Gender Discrimination in College Apps

There’s an article today about how leaked documents reveal that BYU used to favor male applicants:

A document titled, “New Freshman Index 2013-2014,” shows that during that time, applicants to the university were scored on several factors to determine whether they’d be admitted to the school and male applicants were given an extra point.

Another article–this one from the WaPo in 2015–shows that BYU was far from alone in this practice:

Getting accepted to an elite college has never been more difficult. So to all the young women who got in this year I say: Great job! You earned it.

To the young men I say: Congrats. But just be thankful you didn’t have to apply as a woman.

Why? Because one of academia’s little-known secrets is that private college admissions are exempt from Title IX’s ban on sex discrimination—a shameful loophole that allows some of the most supposedly progressive campuses in the nation to discriminate against female applicants.

Why are colleges–BYU and other private schools–doing this? Because women outperform men academically, and so (according to WaPo again):

…this is happening because elite schools field applications from many more qualified women than men and thus [elite private colleges] are trying to hold the line against a 60:40 ratio of women to men.

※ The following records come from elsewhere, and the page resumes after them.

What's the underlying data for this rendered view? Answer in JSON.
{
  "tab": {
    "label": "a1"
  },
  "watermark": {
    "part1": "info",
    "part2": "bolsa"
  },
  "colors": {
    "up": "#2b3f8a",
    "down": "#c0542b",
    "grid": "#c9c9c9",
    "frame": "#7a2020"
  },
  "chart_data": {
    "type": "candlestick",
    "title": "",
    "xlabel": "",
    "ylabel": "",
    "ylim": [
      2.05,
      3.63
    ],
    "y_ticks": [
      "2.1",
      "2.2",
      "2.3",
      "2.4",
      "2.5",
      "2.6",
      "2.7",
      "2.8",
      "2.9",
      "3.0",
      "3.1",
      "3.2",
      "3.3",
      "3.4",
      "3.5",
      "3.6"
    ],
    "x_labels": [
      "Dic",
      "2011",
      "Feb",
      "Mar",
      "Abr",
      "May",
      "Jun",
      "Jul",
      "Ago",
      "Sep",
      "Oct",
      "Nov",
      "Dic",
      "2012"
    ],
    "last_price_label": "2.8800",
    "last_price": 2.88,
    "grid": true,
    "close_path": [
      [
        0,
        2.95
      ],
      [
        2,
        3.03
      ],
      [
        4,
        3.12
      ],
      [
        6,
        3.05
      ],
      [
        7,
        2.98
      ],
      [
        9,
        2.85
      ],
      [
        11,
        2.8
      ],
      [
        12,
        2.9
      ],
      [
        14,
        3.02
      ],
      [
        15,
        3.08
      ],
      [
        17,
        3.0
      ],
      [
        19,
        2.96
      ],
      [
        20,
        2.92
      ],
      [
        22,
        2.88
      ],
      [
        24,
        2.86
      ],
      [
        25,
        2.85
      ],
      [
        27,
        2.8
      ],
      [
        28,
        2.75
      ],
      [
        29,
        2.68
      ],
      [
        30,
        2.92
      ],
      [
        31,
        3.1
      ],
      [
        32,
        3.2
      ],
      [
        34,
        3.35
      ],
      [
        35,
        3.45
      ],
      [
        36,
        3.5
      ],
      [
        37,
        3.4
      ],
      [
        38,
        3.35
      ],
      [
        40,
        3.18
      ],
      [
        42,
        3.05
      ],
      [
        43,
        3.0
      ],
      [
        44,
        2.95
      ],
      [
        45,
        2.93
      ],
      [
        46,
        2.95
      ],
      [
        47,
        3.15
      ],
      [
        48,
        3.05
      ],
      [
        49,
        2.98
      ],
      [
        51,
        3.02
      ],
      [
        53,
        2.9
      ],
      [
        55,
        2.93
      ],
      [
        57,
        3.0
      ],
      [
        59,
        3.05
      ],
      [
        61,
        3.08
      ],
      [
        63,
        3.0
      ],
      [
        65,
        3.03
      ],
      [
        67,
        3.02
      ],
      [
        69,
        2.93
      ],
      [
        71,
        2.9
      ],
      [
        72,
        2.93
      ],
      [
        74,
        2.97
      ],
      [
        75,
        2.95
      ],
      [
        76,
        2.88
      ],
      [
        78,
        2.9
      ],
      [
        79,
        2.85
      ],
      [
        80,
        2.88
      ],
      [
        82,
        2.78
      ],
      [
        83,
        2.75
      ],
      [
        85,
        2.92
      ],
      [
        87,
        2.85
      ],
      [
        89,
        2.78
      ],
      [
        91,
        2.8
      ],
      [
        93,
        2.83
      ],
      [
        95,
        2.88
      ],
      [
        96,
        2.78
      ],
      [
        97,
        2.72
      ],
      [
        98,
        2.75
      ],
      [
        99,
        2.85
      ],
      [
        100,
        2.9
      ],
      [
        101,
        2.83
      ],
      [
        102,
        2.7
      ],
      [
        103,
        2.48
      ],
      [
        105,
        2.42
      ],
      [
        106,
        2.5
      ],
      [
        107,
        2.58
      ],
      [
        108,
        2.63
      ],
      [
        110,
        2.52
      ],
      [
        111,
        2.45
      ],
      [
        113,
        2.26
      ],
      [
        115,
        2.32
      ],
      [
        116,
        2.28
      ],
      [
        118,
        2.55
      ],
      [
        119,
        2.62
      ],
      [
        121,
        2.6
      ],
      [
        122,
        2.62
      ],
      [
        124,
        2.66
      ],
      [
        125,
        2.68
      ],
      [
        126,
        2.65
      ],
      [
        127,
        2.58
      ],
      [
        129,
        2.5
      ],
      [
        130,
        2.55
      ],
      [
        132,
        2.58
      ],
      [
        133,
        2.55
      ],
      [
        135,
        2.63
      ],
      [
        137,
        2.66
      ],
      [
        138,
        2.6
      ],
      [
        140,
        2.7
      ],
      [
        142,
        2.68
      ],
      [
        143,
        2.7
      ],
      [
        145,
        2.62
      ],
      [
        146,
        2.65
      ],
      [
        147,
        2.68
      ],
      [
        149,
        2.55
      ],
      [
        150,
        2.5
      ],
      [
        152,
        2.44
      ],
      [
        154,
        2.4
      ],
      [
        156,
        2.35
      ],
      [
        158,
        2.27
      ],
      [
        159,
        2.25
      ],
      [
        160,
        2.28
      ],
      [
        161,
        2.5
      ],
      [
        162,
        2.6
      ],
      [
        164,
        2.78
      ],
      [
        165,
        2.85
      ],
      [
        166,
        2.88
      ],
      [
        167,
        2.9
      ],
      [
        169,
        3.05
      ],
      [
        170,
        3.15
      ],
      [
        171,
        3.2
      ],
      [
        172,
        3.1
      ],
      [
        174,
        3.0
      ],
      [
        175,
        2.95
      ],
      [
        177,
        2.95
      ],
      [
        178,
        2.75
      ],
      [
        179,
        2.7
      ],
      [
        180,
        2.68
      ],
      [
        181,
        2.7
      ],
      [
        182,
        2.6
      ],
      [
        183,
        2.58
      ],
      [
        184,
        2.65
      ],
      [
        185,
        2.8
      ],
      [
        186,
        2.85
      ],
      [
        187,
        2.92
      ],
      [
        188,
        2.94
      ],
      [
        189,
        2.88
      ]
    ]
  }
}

The whole thing is very odd. Ordinarily, if a particular group is underrepresented in college campuses, you would expect one set of people to be very concerned about doing whatever it took to preserve campus diversity and another group to be adamantly insistent on blind admissions standards. But, in this case, those two groups have switched their usual positions. One side sees discrimination where it otherwise would see diversity, and the other has decided that blindness is suddenly no virtue.